Retirement planning is not about the number on an excel sheet that says if you set a few thousand aside every month and invest sensibly you can retire with the amount you need. Instead, it is more about understanding your current living expenses, what you need and what you don’t, and whether you are happy with your current living standards or not. Considering all these, estimating future financial needs that you incur and preparing for them typically retirement planning means.

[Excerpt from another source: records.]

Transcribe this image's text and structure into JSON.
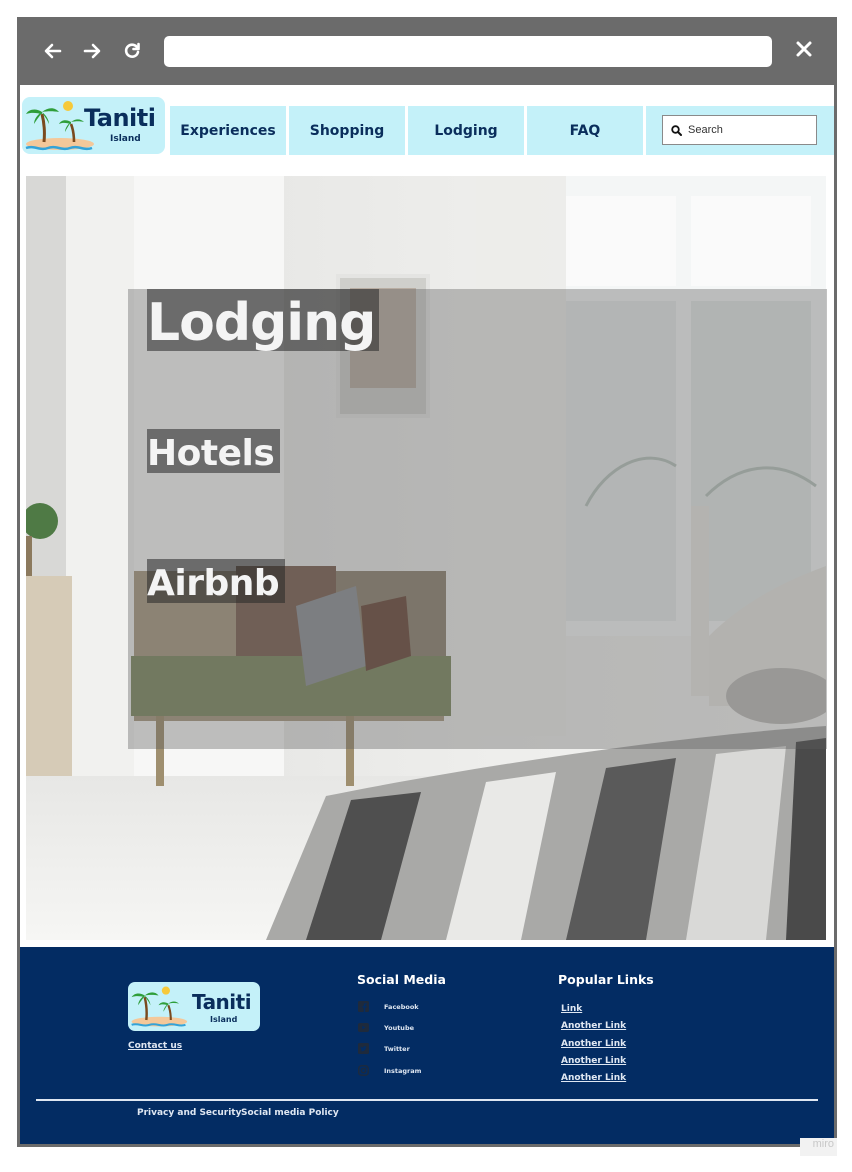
{
  "browser": {
    "back_icon": "arrow-left-icon",
    "forward_icon": "arrow-right-icon",
    "reload_icon": "reload-icon",
    "close_icon": "close-icon",
    "url": ""
  },
  "header": {
    "logo": {
      "name": "Taniti",
      "sub": "Island"
    },
    "nav": [
      "Experiences",
      "Shopping",
      "Lodging",
      "FAQ"
    ],
    "search": {
      "placeholder": "Search",
      "icon": "search-icon"
    }
  },
  "hero": {
    "title": "Lodging",
    "links": [
      "Hotels",
      "Airbnb"
    ]
  },
  "footer": {
    "logo": {
      "name": "Taniti",
      "sub": "Island"
    },
    "contact": "Contact us",
    "social_heading": "Social Media",
    "social": [
      {
        "label": "Facebook",
        "icon": "facebook-icon"
      },
      {
        "label": "Youtube",
        "icon": "youtube-icon"
      },
      {
        "label": "Twitter",
        "icon": "twitter-icon"
      },
      {
        "label": "Instagram",
        "icon": "instagram-icon"
      }
    ],
    "links_heading": "Popular Links",
    "links": [
      "Link",
      "Another Link",
      "Another Link",
      "Another Link",
      "Another Link"
    ],
    "bottom": [
      "Privacy and Security",
      "Social media Policy"
    ]
  },
  "watermark": "miro",
  "colors": {
    "chrome": "#6b6b6b",
    "nav_bg": "#c4f1f9",
    "brand_text": "#0a2e5c",
    "footer_bg": "#032c63"
  }
}
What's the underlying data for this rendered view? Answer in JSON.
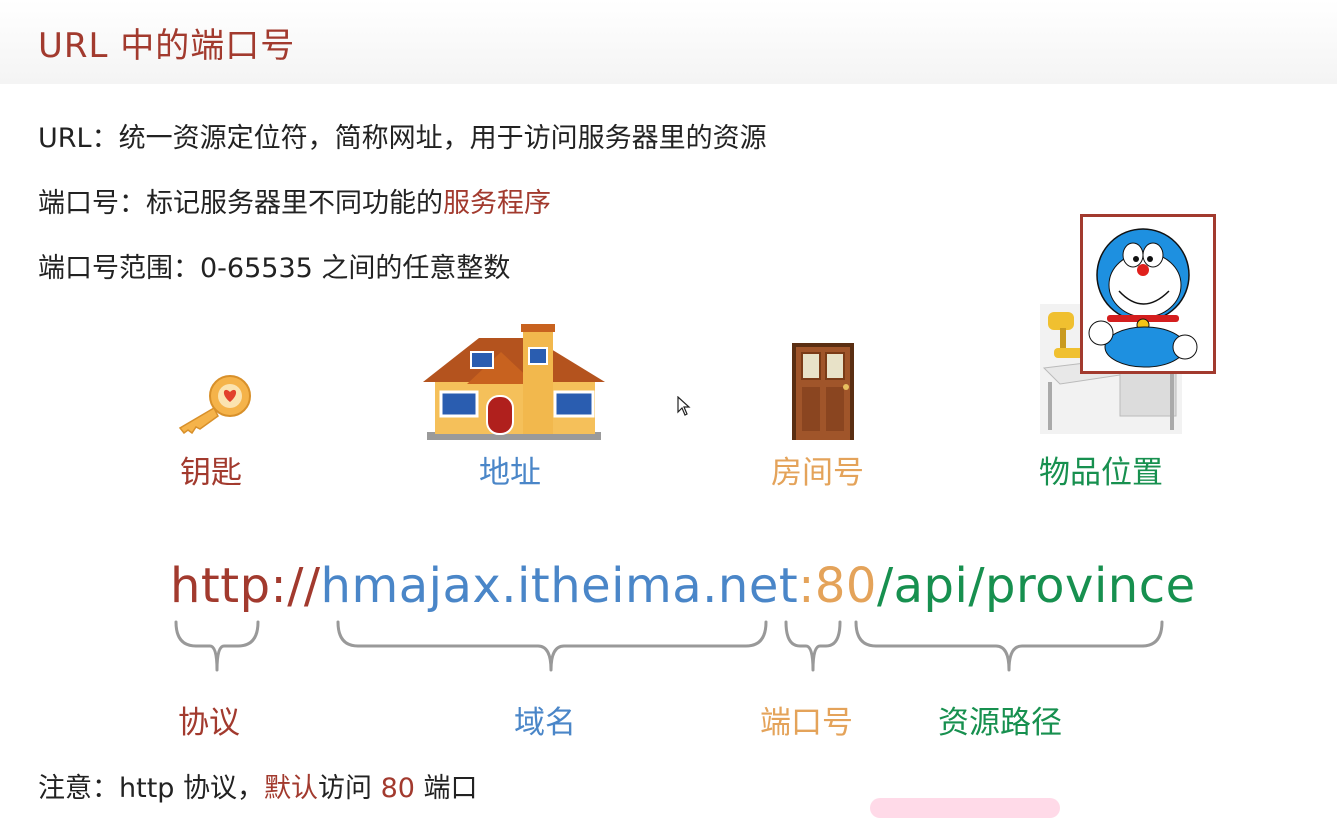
{
  "slide": {
    "title": "URL 中的端口号",
    "line1": "URL：统一资源定位符，简称网址，用于访问服务器里的资源",
    "line2_prefix": "端口号：标记服务器里不同功能的",
    "line2_highlight": "服务程序",
    "line3": "端口号范围：0-65535 之间的任意整数"
  },
  "analogy": {
    "key": "钥匙",
    "address": "地址",
    "room": "房间号",
    "location": "物品位置"
  },
  "url": {
    "protocol": "http://",
    "domain": "hmajax.itheima.net",
    "port": ":80",
    "path": "/api/province"
  },
  "segments": {
    "protocol": "协议",
    "domain": "域名",
    "port": "端口号",
    "path": "资源路径"
  },
  "note": {
    "prefix": "注意：http 协议，",
    "highlight": "默认",
    "middle": "访问 ",
    "port": "80",
    "suffix": " 端口"
  },
  "colors": {
    "red": "#a23a2e",
    "blue": "#4a86c8",
    "orange": "#e4a35a",
    "green": "#17904f"
  },
  "icons": [
    "key-icon",
    "house-icon",
    "door-icon",
    "desk-icon",
    "doraemon-icon",
    "cursor-icon"
  ]
}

Why Retirement Planning Is Important?
No doubt money is a necessity in every person’s life, to fulfill his/her basic needs in life and we all work for money. In your day-to-day life, you have your food expense, you need to pay your monthly room rent, you need clothing, you need to pay your electricity bills, your phone bills, your internet bills, and your medical bills whenever you are sick, How long do you think you can continue working for money to fulfill your needs. Post your active work life, do you ever imagine to ask money for all these your basic life needs from anyone. For a month OK, but can you ask them for the same basic needs as yours every month. This is what exactly happens when you fail to plan your financial future after retirement. You need to depend on others maybe your son or daughter every single month for your needs even if you don’t want to. Isn’t that painful?
The Irony of Life
Do you expect that they can help you with money every single month? The answer truly depends on the financial status of your child. What if due to rising expenses you become a liability to them? I shouldn’t say that and I didn’t mean it. But what if this is the case? Do you want to spend life blaming your child? Do you think of a day being spent without your mobile recharge, Do you spend a day without internet? If your answer is No, then you shouldn’t be blaming your child for their lifestyle commitments and living expenses.

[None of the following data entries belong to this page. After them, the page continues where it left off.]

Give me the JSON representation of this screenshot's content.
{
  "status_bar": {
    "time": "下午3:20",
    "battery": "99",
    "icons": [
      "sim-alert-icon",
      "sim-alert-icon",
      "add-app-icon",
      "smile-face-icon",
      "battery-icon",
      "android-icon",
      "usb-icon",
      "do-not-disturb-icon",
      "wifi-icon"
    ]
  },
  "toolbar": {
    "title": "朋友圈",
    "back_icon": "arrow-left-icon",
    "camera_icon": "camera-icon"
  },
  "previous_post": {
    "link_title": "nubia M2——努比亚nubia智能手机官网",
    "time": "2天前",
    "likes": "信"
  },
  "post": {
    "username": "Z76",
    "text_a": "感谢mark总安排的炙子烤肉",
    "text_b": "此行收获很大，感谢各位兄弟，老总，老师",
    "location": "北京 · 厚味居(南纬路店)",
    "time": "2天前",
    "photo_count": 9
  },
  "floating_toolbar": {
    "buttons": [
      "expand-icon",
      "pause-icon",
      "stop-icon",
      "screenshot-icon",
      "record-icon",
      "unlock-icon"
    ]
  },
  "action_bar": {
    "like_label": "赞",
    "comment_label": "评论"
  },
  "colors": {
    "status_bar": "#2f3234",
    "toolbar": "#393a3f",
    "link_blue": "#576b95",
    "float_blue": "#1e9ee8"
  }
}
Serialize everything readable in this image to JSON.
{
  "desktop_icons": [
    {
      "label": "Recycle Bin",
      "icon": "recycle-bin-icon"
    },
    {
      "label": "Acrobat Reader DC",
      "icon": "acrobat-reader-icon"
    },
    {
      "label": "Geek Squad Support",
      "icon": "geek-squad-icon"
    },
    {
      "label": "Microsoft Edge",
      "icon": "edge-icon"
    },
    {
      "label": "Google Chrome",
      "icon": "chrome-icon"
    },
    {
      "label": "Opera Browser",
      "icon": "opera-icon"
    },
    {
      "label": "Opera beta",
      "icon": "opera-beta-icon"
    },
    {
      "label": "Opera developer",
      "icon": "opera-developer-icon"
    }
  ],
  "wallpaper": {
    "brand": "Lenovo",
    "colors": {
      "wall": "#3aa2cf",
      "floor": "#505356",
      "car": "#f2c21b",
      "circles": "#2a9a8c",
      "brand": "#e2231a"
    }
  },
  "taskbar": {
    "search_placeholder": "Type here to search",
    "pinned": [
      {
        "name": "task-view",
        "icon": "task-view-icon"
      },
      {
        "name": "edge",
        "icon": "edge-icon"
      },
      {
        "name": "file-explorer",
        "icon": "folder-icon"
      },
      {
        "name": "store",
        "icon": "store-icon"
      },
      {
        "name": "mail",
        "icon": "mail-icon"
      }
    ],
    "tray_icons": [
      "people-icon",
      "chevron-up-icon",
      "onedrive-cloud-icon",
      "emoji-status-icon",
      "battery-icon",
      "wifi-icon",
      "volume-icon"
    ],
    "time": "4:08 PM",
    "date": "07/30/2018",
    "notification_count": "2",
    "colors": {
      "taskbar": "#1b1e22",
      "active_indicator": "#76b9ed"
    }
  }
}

Your EPF/PPF Savings as an Excuse?
You may feel like, don’t exaggerate the situation. We will be having our retirement corpus from EPF that we have accumulated throughout our employment. What if you are self-employed? Ok for self-employed, on a positive note, you may be having some savings in PPF for your retirement.
A Short Story Of Your Neighbour
Let us discuss a person who started earning decent money at 25 in the government sector. Since his job was secured, he didn’t think much about his financial future and spent his life taking care of his parents, going on vacation with his wife and children twice a year, and fulfilling the needs of his family. By the end of the month, he saves what he has left. By turning 40, he wishes to have a home of his own. He took a loan of say 40 Lakhs and a down payment of 10 Lakhs(which he saved till date), and with a tenure of 20 years. By the time he turns 50, his children would probably want to pursue their higher studies, for which he plans to spend 10 Lakhs. And by the time he is 58 years, his children may become independent and start earning and his daughter gets married.

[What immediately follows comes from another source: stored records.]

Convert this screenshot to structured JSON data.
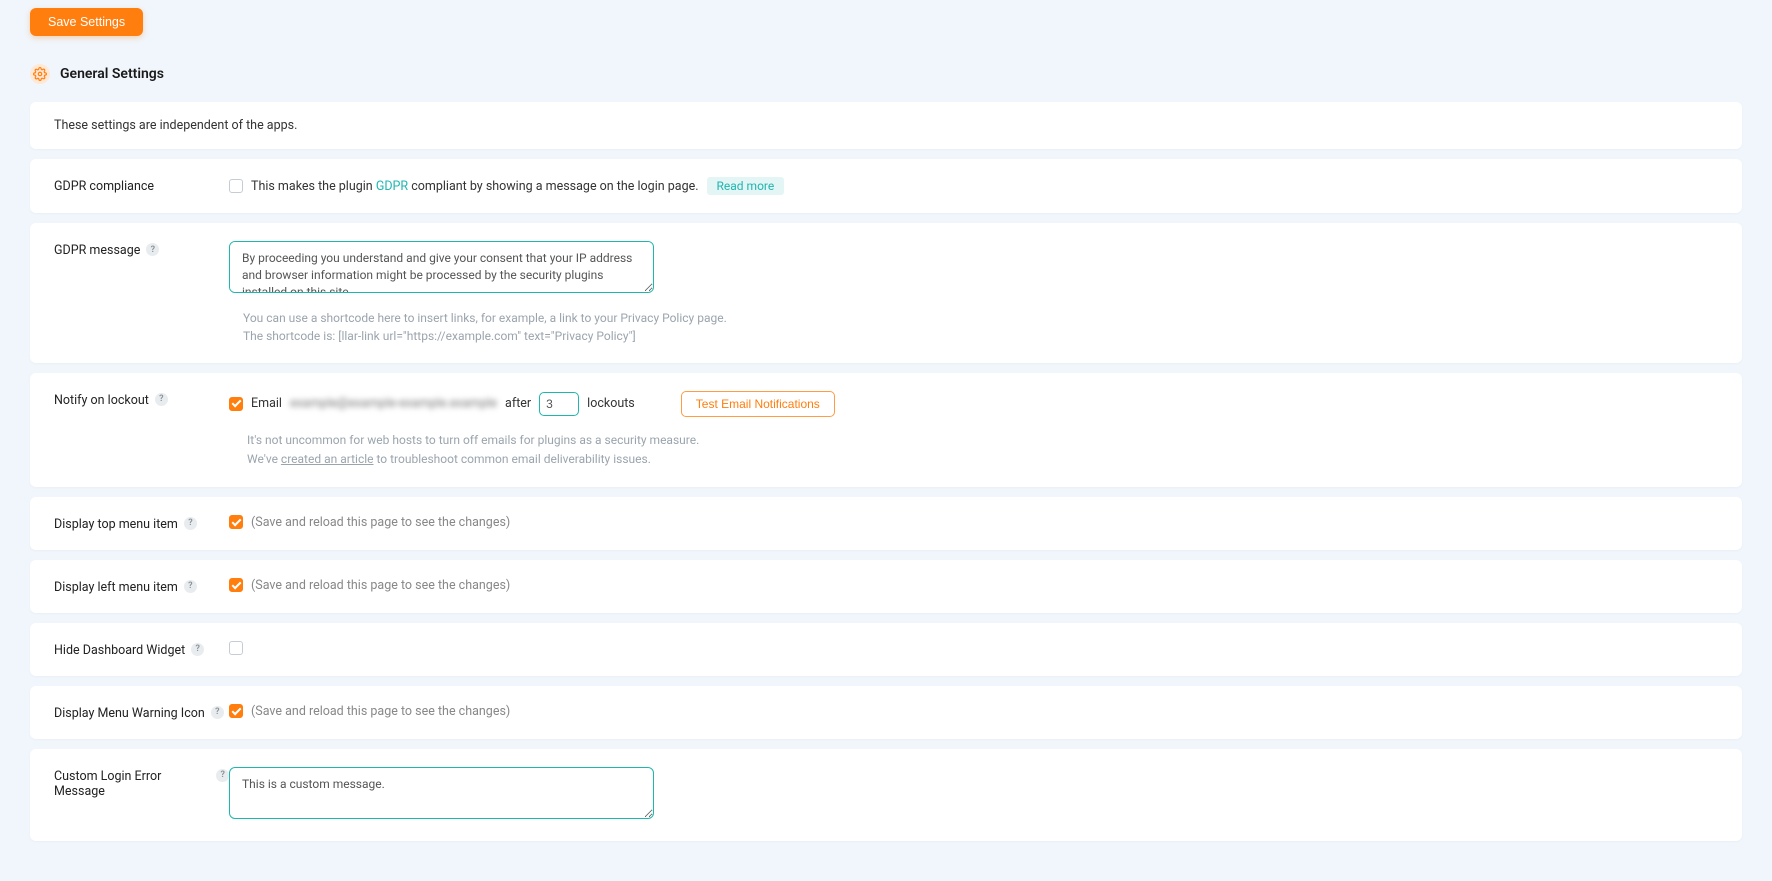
{
  "save_button": "Save Settings",
  "section_title": "General Settings",
  "description": "These settings are independent of the apps.",
  "gdpr_compliance": {
    "label": "GDPR compliance",
    "checked": false,
    "text_before": "This makes the plugin ",
    "text_link": "GDPR",
    "text_after": " compliant by showing a message on the login page.",
    "read_more": "Read more"
  },
  "gdpr_message": {
    "label": "GDPR message",
    "value": "By proceeding you understand and give your consent that your IP address and browser information might be processed by the security plugins installed on this site.",
    "help1": "You can use a shortcode here to insert links, for example, a link to your Privacy Policy page.",
    "help2": "The shortcode is: [llar-link url=\"https://example.com\" text=\"Privacy Policy\"]"
  },
  "notify": {
    "label": "Notify on lockout",
    "checked": true,
    "email_prefix": "Email",
    "email_blurred": "example@example-example.example",
    "after_word": "after",
    "count": "3",
    "lockouts_word": "lockouts",
    "test_button": "Test Email Notifications",
    "info1": "It's not uncommon for web hosts to turn off emails for plugins as a security measure.",
    "info2_before": "We've ",
    "info2_link": "created an article",
    "info2_after": " to troubleshoot common email deliverability issues."
  },
  "display_top": {
    "label": "Display top menu item",
    "checked": true,
    "note": "(Save and reload this page to see the changes)"
  },
  "display_left": {
    "label": "Display left menu item",
    "checked": true,
    "note": "(Save and reload this page to see the changes)"
  },
  "hide_widget": {
    "label": "Hide Dashboard Widget",
    "checked": false
  },
  "display_warning": {
    "label": "Display Menu Warning Icon",
    "checked": true,
    "note": "(Save and reload this page to see the changes)"
  },
  "custom_login": {
    "label": "Custom Login Error Message",
    "value": "This is a custom message."
  }
}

Now, by the time he retires he left with the home he built, his children are busy with their lives, and he receives his retirement corpus say, 60 Lakhs from Provident Fund(Hopefully he never takes his EPF balance throughout his employment). How long does he survive with the money he received? Will he be able to maintain the same standard of living? Of course, now he won’t be having any loan EMI to be paid, any children’s education and marriage responsibilities to take care of.
And after the age of retirement, possibly he might also need some health care. Since government jobs offer unlimited health insurance there is a chance that he didn’t even think of purchasing an additional health insurance policy too. We all know the rising healthcare costs in India. The sad part is, that his unlimited health insurance is not valid after retirement. And at this age, insurance companies don’t usually issue policies for him and his wife too. At this moment what is the family situation in case of any health crisis? His retirement fund would be drastically reduced, results he is forced to cut down his lifestyle expenses.
Throughout his life, he has been a responsible son, a loving husband, and a successful father. With the lack of pre-planning for his retirement, now he needs to cut down his lifestyle and live frugally, and at times when he wants to relax finally, he might end up thinking about money.
Let us assume of a person who is into low-income levels and he retired at the age of 60 in 2020, with a retirement corpus of say, 30 Lakhs, and unfortunately, He is one of the people who was infected by the covid. Do you think he would think about his life or money? Would he now survive with the money left after your treatment?
Is EPF alone sufficient for your Retirement Planning?
Now, do you think that amount you saving in EPF/PPF will be sufficient for your life post-retirement? The interest rates for EPF and PPF are 8.1% and 7.1% respectively. Undoubtedly they are good schemes for retirement. But the question is, Do the retirement corpus you get through EPF/PPF alone sufficient for your living expenses post-retirement?